Friday, 21 August 2009

Planning for Canning

by Sadge, at Firesign Farm
(disclaimer: the following is all totally based on actual life experiences)
I'm not sure if it's the economy, or our current pace of life, but there seems to be a definite upswing in folks, especially younger generations, wanting to slow down to a simpler lifestyle with a do-it-yourself attitude. Once started on this track, the idea of canning and preserving your own food eventually comes up. I can't deny it - it's definitely an attractive proposition, but be forewarned: once started upon, it's a slippery slope.

Jams and jellies are the gateway drug. Maybe you spotted some fruit that could be gleaned from a tree in your neighborhood, maybe a colorful display at the Farmers Market drew you in. Whatever the source, you just have to try your hand at it. And no denying it - the results can be beautiful: sparkling jars full of jewel-toned goodness; the smug satisfaction of seeing them all lined up with pretty little labels; the warm contented feeling of a hunter/gatherer providing for your family. It's hard-wired into our DNA.

And it was so easy. You want to do more. Apples! Applesauce is easy! Soon, you'll move on to pickles (amazing how many things I've seen pickled). You start scouring garage sales for jars, haunting the second-hand shops for a pot big enough to use as waterbath canner or even, the Holy Grail of canning, a pressure canner. Everyone on your gift list (and even those that didn't know they were on your list) is going to get the fruits of your labor, your own home-canned goods, wrapped up in pretty fabric or tucked into decorated baskets. Now, don't get me wrong - that's not a bad thing (especially if you can get the recipients trained to return the empty jars).

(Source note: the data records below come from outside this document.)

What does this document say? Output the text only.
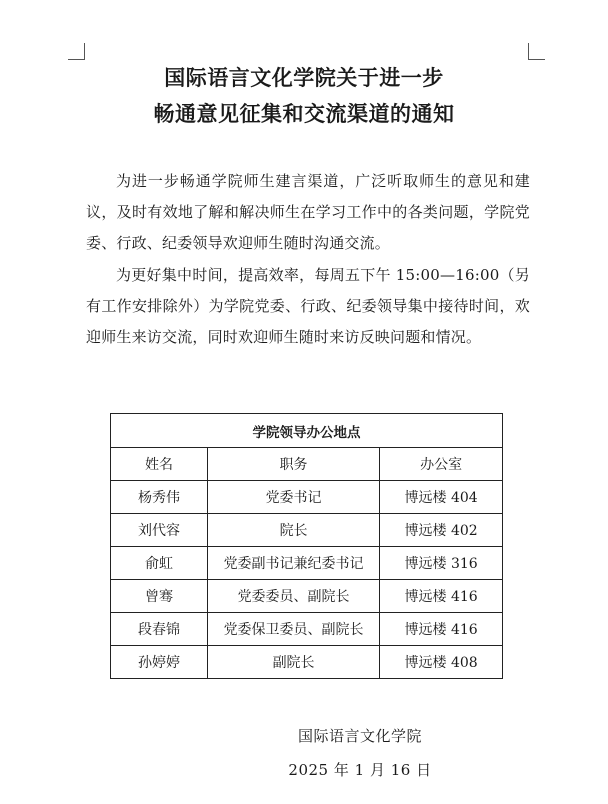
国际语言文化学院关于进一步
畅通意见征集和交流渠道的通知

为进一步畅通学院师生建言渠道，广泛听取师生的意见和建议，及时有效地了解和解决师生在学习工作中的各类问题，学院党委、行政、纪委领导欢迎师生随时沟通交流。

为更好集中时间，提高效率，每周五下午 15:00—16:00（另有工作安排除外）为学院党委、行政、纪委领导集中接待时间，欢迎师生来访交流，同时欢迎师生随时来访反映问题和情况。

学院领导办公地点		
姓名	职务	办公室
杨秀伟	党委书记	博远楼 404
刘代容	院长	博远楼 402
俞虹	党委副书记兼纪委书记	博远楼 316
曾骞	党委委员、副院长	博远楼 416
段春锦	党委保卫委员、副院长	博远楼 416
孙婷婷	副院长	博远楼 408
国际语言文化学院
2025 年 1 月 16 日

But please, stop and think. Just how much processed sugar, salt, and vinegar do you and your loved ones really, actually, eat each year? If your canned goods aren't being used and replenished on a regular basis, you're just wasting both cupboard and jar space. I just checked - I still have a jar of peach jam made in 1998. We just don't eat that much jam. We have a friend that keeps bees - Aries would much rather put honey on his toast. I have another friend that makes the best strawberry freezer jam, and I'm on her gift list (and, I always give her one of my jars, right on the spot - I know how important that is). I've quit (pretty much, anyway - it's sooo hard to go completely cold turkey) making jams and jellies.

This suggestion is for those only thinking about canning too. Start tracking how much of anything you really do use in a year; and canners, how much is left over at the start of the next year's harvest (make a spreadsheet, start a journal, put hashmarks on a list taped inside your cupboard door - whatever works for you). You might not have to make every thing, every year. If spring frosts or blight kills off your harvest three years out of four, you might have to can enough to last for four years whenever you get the chance. Note too, the size of anything best suited to your family's use. If you only use a half-pint of applesauce at a time, filling up quart jars just because they were a good buy at a yard sale is crazy. Knowing, then making a plan, means you can optimize your jar space, storage space, and garden space.

Something else to think about: not only how you're going to store it (some preserved items I still need to keep refrigerated), but also how you're going to use your end product. Only high-acid items - fruits, pickles (made with commercial vinegar - homemade vinegars may not be acidic enough), and tomatoes (and with some varieties now being bred to be low-acid, I always add lemon juice to each jar, just to be safe) are safely preserved in a boiling water bath, and safe to eat cold. All other vegetables, and meats, must be pressure-canned, and then once opened brought to a full, rolling boil for a minimum of 10 minutes (20 minutes for spinach and corn) before tasting. I do have a few jars of green beans, but we much prefer the taste and texture of frozen. The canned ones turn to mush as a side dish - they're only used in winter soups, and I won't bother with canning them anymore.

Canning can be a wonderful and useful skill to have, but please, use it responsibly. I know. I've been there. My name is Sadge - I'm a canning addict.